The evolution of humanity is often depicted as a straightforward transition from ape to stooped hairy man, to a less hairy upright man with a spear in his hand. In reality, the story of Hominins is a much more complex image, like a fuzzy branched tree with plenty of intertwining branches and dead ends.
And now, a bunch of teeth found in a cave in China suggests there might be yet another character in the ever-growing cast of human evolution.
The four teeth were discovered in the Yanhui Cave of Tongzi in southern China between 1972 and 1983. Reporting in the Journal of Human Evolution, scientists have recently taken another look at the unusual remains with the aid of newly refined techniques, such as geometric morphometrical analysis and Micro-Computed Tomography. They also compared their shape and physical features with ancient and more modern teeth found across Africa, East Asia, West Asia, and Europe.
The teeth date back to the Middle Pleistocene, somewhere between 172,000 and 240,000 years ago, an important chapter in the transition from Homo erectus, the species of archaic humans that walked the Earth for 1.5 million years, to Homo sapiens, better known as humans.
But these teeth did not belong to H. erectus nor H. sapiens. In fact, they don't really fit into any known category of archaic human. The teeth share many ancient and modern features, with a comparable morphology to earliest members of the genus Homo, and even the Neanderthals.
Although it all remains rather hazy, the researchers claim the teeth could belong to a lineage of the uber-mysterious Denisovans hominin group.

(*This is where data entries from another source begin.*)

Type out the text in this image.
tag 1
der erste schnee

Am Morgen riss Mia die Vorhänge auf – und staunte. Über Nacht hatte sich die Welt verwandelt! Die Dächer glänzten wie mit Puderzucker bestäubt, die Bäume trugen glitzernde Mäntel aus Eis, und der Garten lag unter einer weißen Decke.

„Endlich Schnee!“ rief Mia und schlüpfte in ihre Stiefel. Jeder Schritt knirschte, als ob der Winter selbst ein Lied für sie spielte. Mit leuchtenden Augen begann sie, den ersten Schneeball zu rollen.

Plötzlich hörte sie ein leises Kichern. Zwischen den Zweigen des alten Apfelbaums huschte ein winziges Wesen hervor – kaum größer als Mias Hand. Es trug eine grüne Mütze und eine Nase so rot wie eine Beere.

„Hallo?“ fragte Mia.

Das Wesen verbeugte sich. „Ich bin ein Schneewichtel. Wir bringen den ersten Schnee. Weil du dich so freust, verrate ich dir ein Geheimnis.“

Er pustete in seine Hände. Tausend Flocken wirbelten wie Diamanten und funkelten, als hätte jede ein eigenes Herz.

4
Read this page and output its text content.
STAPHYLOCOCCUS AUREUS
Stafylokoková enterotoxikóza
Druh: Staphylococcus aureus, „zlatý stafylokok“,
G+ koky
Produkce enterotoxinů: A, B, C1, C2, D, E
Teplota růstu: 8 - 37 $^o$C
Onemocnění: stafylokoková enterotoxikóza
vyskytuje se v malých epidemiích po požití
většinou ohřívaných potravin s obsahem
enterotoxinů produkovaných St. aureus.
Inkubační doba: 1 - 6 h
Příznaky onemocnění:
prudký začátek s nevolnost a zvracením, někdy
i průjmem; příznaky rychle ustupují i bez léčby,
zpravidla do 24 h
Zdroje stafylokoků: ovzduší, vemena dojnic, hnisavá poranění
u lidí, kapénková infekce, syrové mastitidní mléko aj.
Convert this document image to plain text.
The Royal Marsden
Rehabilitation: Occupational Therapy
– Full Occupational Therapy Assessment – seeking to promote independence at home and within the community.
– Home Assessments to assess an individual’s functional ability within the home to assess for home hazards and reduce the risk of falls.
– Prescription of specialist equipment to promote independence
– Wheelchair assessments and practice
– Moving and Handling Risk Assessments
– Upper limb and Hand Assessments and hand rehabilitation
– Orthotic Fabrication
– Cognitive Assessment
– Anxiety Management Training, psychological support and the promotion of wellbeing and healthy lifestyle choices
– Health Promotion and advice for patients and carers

"More genetic and fossil discoveries would be necessary to evaluate the taxonomy of the non-erectus populations of the Middle Pleistocene, such as the Tongzi hominids, which could be good candidates for the Denisovan ancestry," study co-author María Martinón-Torres, researcher at the Centro Nacional de Investigación sobre la Evolución Humana (CENIEH), said in a statement.
Everything we know about the Denisovans comes from just a couple of 40,000-year-old teeth, a fragment of finger bone, and a shard of skull found in a cave in the Atali Mountains of Siberia. Nevertheless, they seem to have played a profound part in human evolution.
Last year, archaeologists analyzed the remains of a teenage female and found she had a Neanderthal mother and a Denisovan father – hard proof that Neanderthals and Denisovans regularly interbred. We also know that humans and Denisovans regularly canoodled too. Some populations of humans living in southeast Asia today inherited around 5 percent of their genome from Denisovans. While the scarcity of Denisovan remains certainly makes them intriguing, it also makes identifying these teeth very difficult as there are very few comparative materials to work with.
Alternatively, it's possible that the Tongzi hominins population are actually from a whole new unknown hybrid lineage.
One thing is for sure, pages and pages of the human origin story are still a mystery yet to be written.